Glass double head pendant
An item at Metropolitan Museum of Art
Semi-opaque pale turquoise blue, with additions in opaque white and yellow, and translucent cobalt blue; pale turquoise blue suspension loop. Cylindrical with rod hole at bottom; almost flat top; applied suspension loop on top of head. Two faces, back to back; upper half of face in white, with blue and white stratified eyes, white ears flanked above and below with yellow earrings, and white nose; beard in blue with small mouth in yellow. Broken across one face with most of beard missing; some dulling, pitting, and faint weathering, with encrustation inside rod hole. Pale green double bearded mask with colored decoration, and handle at top.
Greek and Roman Art
An exhibit at Metropolitan Museum of Art
The Museum's collection of Greek and Roman art comprises more than thirty thousand works ranging in date from the Neolithic period (ca. 4500 B.C.) to the time of the Roman emperor Constantine's conversion to Christianity in A.D. 312. It includes the art of many cultures and is among the most comprehensive in North America.
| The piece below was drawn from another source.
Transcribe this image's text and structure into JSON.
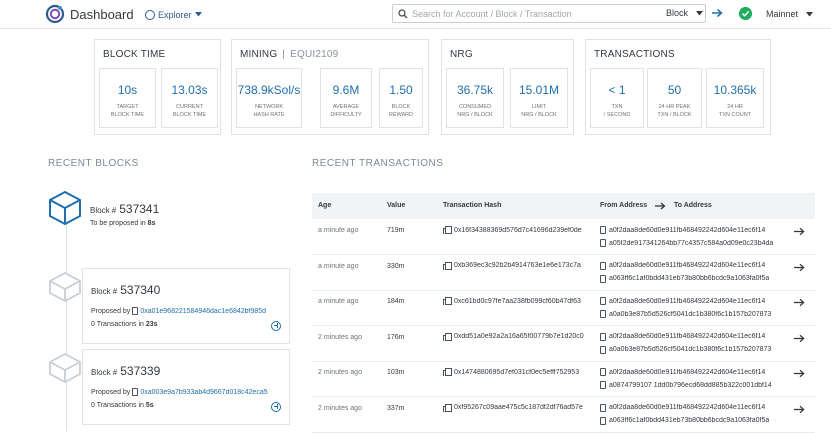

The geographic regions represented are Greece and Italy, but not as delimited by modern political frontiers: Greek colonies were established around the Mediterranean basin and on the shores of the Black Sea, and Cyprus became increasingly Hellenized. For Roman art, the geographical limits coincide with the expansion of the Roman Empire. The department also exhibits the art of prehistoric Greece (Helladic, Cycladic, and Minoan) and pre-Roman art of Italic peoples, notably the Etruscans.